Note that all of the elements of f that are less than zero are gone. Logical indexing pulls out whichever elements correspond to True values in the boolean array, dropping the elements that correspond to the False elements. Hence, f_nn is shorter than f.

To illustrate another example, let's take just the values from f that are greater than $\pm 0.35$:

In [82]:
fg35 = np.abs(f) >= .35 # True when abs(f) is greater than or equal to 0.35
fig, ax = pl.subplots(1,1,figsize=(12,4))
ax.plot(zeros(len(f)),':',color=gray+alpha)
ax.plot(f,'r--',lw=3)
ax.plot(fg35,'g.',ms=3);

In [83]:
fig, ax = pl.subplots(1,1,figsize=(12,4))
f_ss = f[fg35] # use logical indexing to pull out values of f that correspond to True in fg35
ax.plot(f_ss,'o',ms=2)
f_ss.shape

Out[83]:
(774,)

### Brief notes on SciPy¶

We've covered some basic uses of (parts of) NumPy and Matplotlib so far. SciPy is another very useful package (with a large number of component parts). We can peak into one tiny corner of SciPy by looking at (part of) the stats module.
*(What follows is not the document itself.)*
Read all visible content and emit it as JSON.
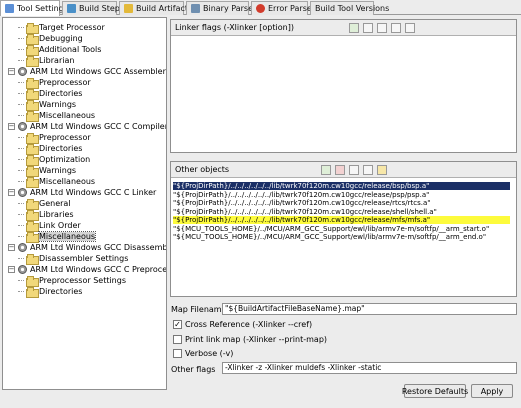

Specifically, we'll look at kernel density estimation (roughly, a method for getting a smoothed histogram). We will come back to look at kernal density estimation in more detail later.

In [84]:
from scipy.stats import gaussian_kde

kde_n = gaussian_kde(n,bw_method='silverman')

fig, ax = pl.subplots(1,1,figsize=(12,6))
hh = ax.hist(n,bins=200,histtype='step',lw=2,normed=True)
x_eval = linspace(-40,80,250)
ax.plot(x_eval,kde_n(x_eval),lw=4,alpha=.65);


### Extremely Brief Summary¶

Modules and packages provide easy-to-access reuseable code. NumPy, SciPy, and Matplotlib are extremely useful modules, with a large number of very useful functions for scientific research. We'll be using all three extensively throughout the semester, along with some other packages (e.g., Pandas, Scikit-Learn).

In addition, we talked about matrix multiplication using the @ operator, broadcasting with other basic operators, and logical indexing. All three will come in handy at various points throughout the semester.